Referred to as the Falcon Rise project, Einride plans to deploy a freight mobility grid ranging over 300 miles across Abu Dhabi, Dubai and Sharjah, made up of 2,000 electric trucks, 200 autonomous trucks and eight charging stations.

“By partnering on this deal, we’ll be able to showcase how entire regions are able to make the switch in an intelligent and cost-effective way,” Falck said.

Disruptor 50: Einride's mission for the future of EV trucking

Klein was positive on the strategic idea, if only an idea at this point. “I think Einride has a really interesting approach in terms of the portfolio that they’re offering for electrification and autonomy as well. And I think that what they offer is really particularly suited to a country like UAE, it’s very contained,” she said. 

A common issue that arises when considering nationwide electrification is that of geographical makeup. A country’s natural geography and size influence the electrification challenge. For example, in the United States, a cross-country journey would require navigation of a vast landscape. The UAE, however, is a “contained country,” making it easier to fully electrify, Klein said.

Like the UAE, the Saudi government is also funding infrastructure to allow EV adoption to grow. Since 2021, the Saudi Electric Vehicle Charging Infrastructure Development Initiative (SEVCIDI) has been working towards a goal of installing 50,000 domestic charging stations by 2025. 

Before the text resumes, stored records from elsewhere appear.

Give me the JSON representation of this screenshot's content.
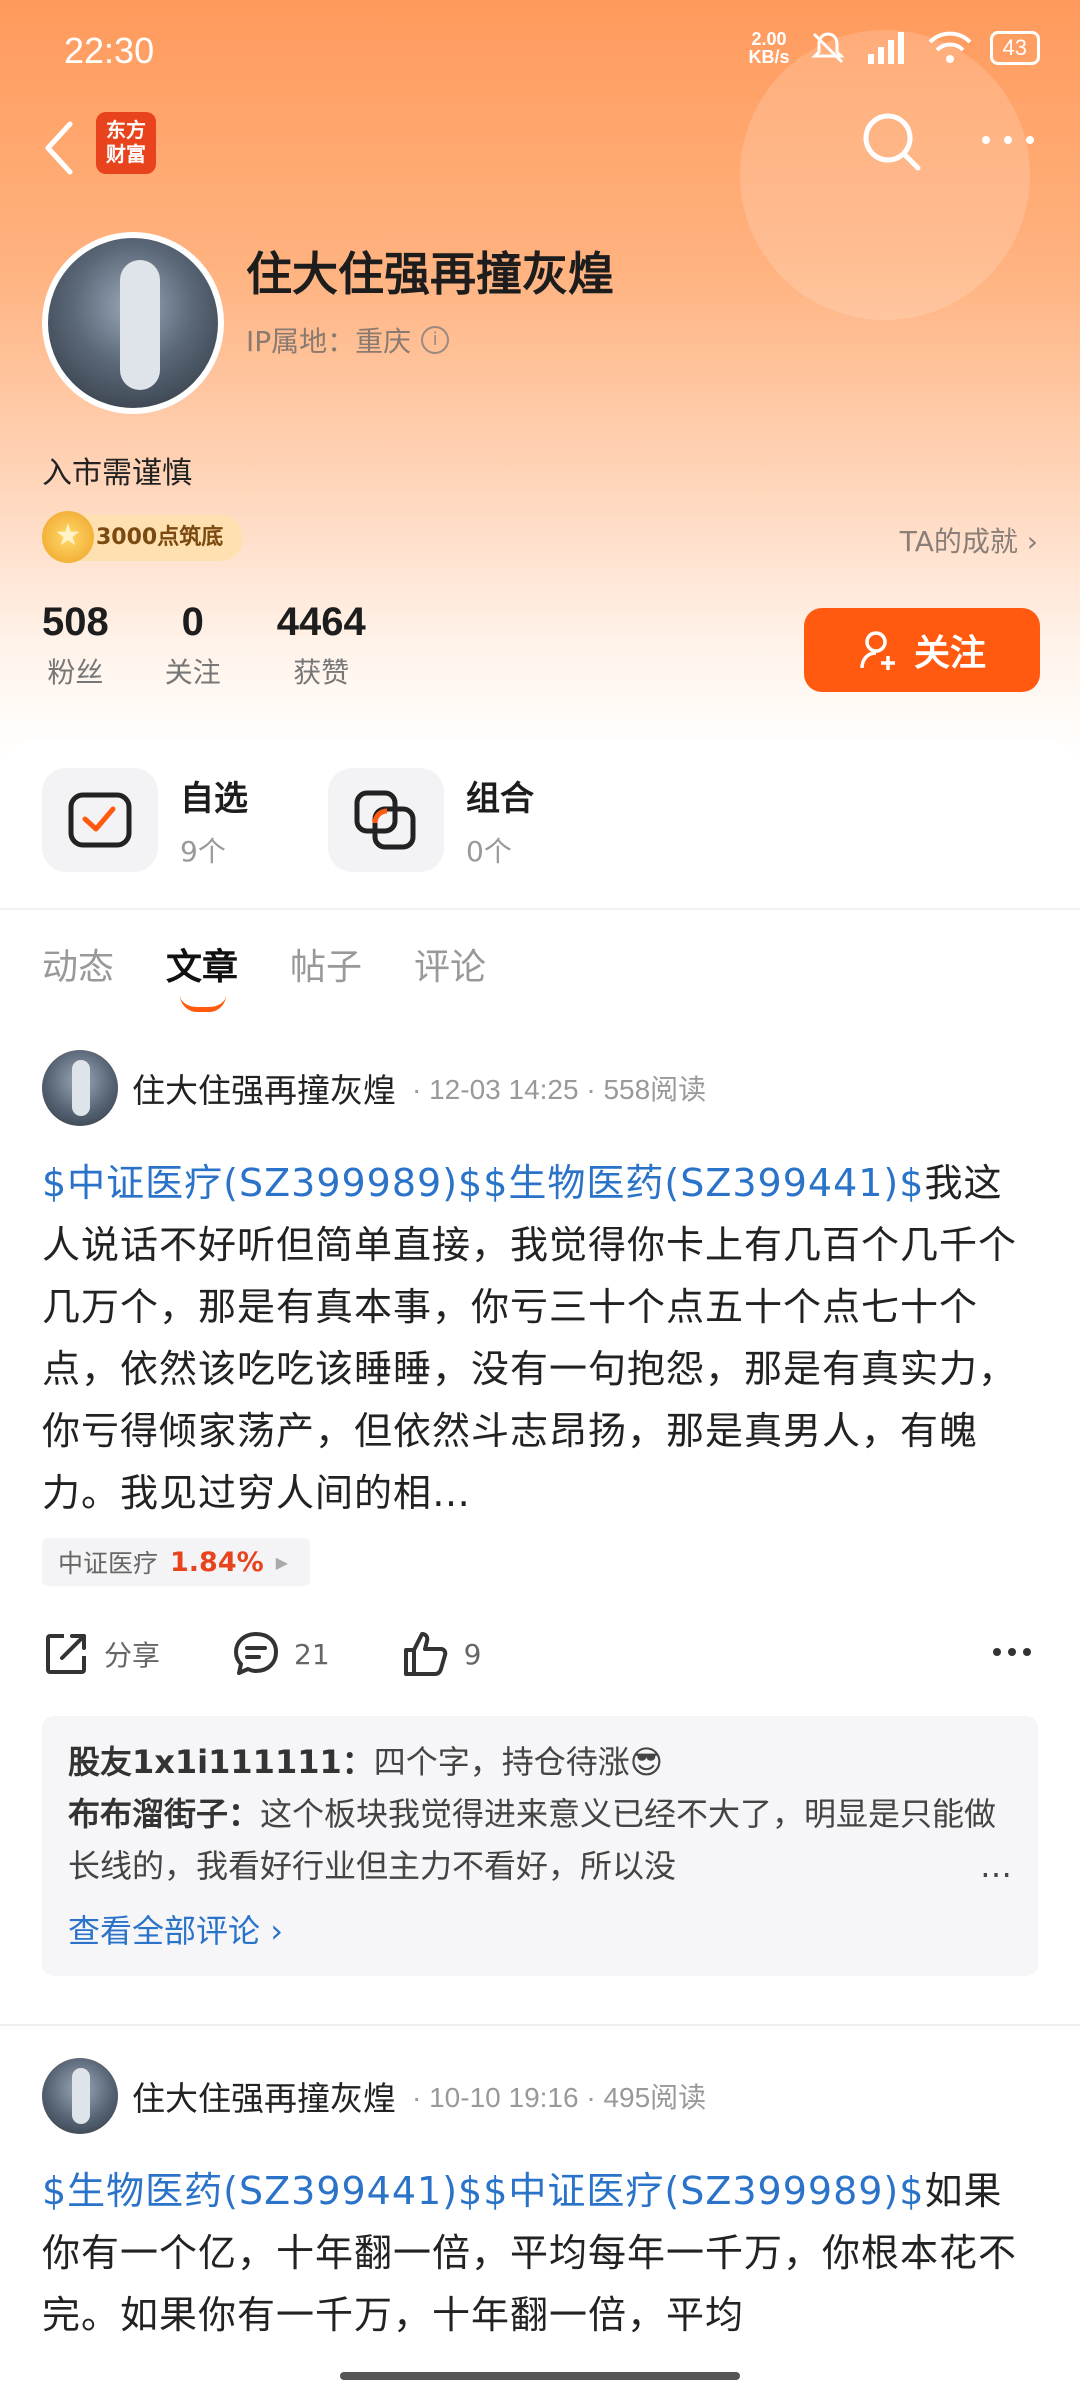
{
  "status_bar": {
    "time": "22:30",
    "net_speed_value": "2.00",
    "net_speed_unit": "KB/s",
    "battery": "43"
  },
  "topbar": {
    "logo_line1": "东方",
    "logo_line2": "财富"
  },
  "profile": {
    "name": "住大住强再撞灰煌",
    "ip_location": "IP属地：重庆",
    "bio": "入市需谨慎",
    "badge": "3000点筑底",
    "achievements_link": "TA的成就",
    "stats": [
      {
        "value": "508",
        "label": "粉丝"
      },
      {
        "value": "0",
        "label": "关注"
      },
      {
        "value": "4464",
        "label": "获赞"
      }
    ],
    "follow_label": "关注"
  },
  "quick": [
    {
      "title": "自选",
      "sub": "9个"
    },
    {
      "title": "组合",
      "sub": "0个"
    }
  ],
  "tabs": [
    "动态",
    "文章",
    "帖子",
    "评论"
  ],
  "active_tab": "文章",
  "posts": [
    {
      "author": "住大住强再撞灰煌",
      "meta": "· 12-03 14:25 · 558阅读",
      "tag1": "$中证医疗(SZ399989)$",
      "tag2": "$生物医药(SZ399441)$",
      "text": "我这人说话不好听但简单直接，我觉得你卡上有几百个几千个几万个，那是有真本事，你亏三十个点五十个点七十个点，依然该吃吃该睡睡，没有一句抱怨，那是有真实力，你亏得倾家荡产，但依然斗志昂扬，那是真男人，有魄力。我见过穷人间的相…",
      "stock_name": "中证医疗",
      "stock_pct": "1.84%",
      "share_label": "分享",
      "comment_count": "21",
      "like_count": "9",
      "comments": [
        {
          "user": "股友1x1i111111：",
          "text": "四个字，持仓待涨😎"
        },
        {
          "user": "布布溜街子：",
          "text": "这个板块我觉得进来意义已经不大了，明显是只能做长线的，我看好行业但主力不看好，所以没"
        }
      ],
      "view_all": "查看全部评论"
    },
    {
      "author": "住大住强再撞灰煌",
      "meta": "· 10-10 19:16 · 495阅读",
      "tag1": "$生物医药(SZ399441)$",
      "tag2": "$中证医疗(SZ399989)$",
      "text": "如果你有一个亿，十年翻一倍，平均每年一千万，你根本花不完。如果你有一千万，十年翻一倍，平均"
    }
  ]
}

Major auto players in the U.S. and China are also competing for a foothold in the Mideast EV market. GM is preparing to launch the Cadillac Lyriq, GMC Hummer EV and Chevrolet Bolt EUV in the Middle East this year, while Ford intends to launch EVs in the region in 2024.

China is moving into the region as well through its growing EV manufacturing sector. Saudi Arabia’s Ministry of Investment just signed a $5.6 billion deal with Human Horizons, a Chinese electric vehicle manufacturer. An investment vehicle owned by the UAE has a 7% stake in Nio, an electric car company based in Shanghai, after it invested $738.5 million in the EV maker last month.

Other Chinese EVs are spreading in the market, too, including Zeekr in Israel and China’s BYD, long backed by Warren Buffett’s Berkshire Hathaway, in Jordan. 

Oil isn’t going away. Global oil demand will rise to 110 million barrels a day in about 20 years, pushing the world’s energy demand up by 23%, OPEC said last month. Oil is irreplaceable for the foreseeable future,” OPEC secretary general Haitham Al Ghais said while addressing the inaugural Energy Asia conference held last month in Kuala Lumpur.

Sanctions imposed by the E.U. and the U.S. “have dramatically shifted the flows of energy, but haven’t restricted or constrained them,” said Chevron CEO Mike Wirth at the recent Aspen Ideas Festival. “That’s why the price of oil is $70 today,” he said. “The market is still well supplied.”

The EV transition is coming, but the timing and the investments required are immense. Wirth noted that he has no doubt GM will make its target of no internal combustion engine vehicles being manufactured anymore by 2035, but the new supply chains that need to be created in batteries and upstream minerals and metals is a huge challenge.

Regardless, the partnership between Einride and the UAE, alongside the general wave of EV excitement, could pave the way for other countries in the region to take action and transition their own infrastructure to support electric vehicles and combat climate change.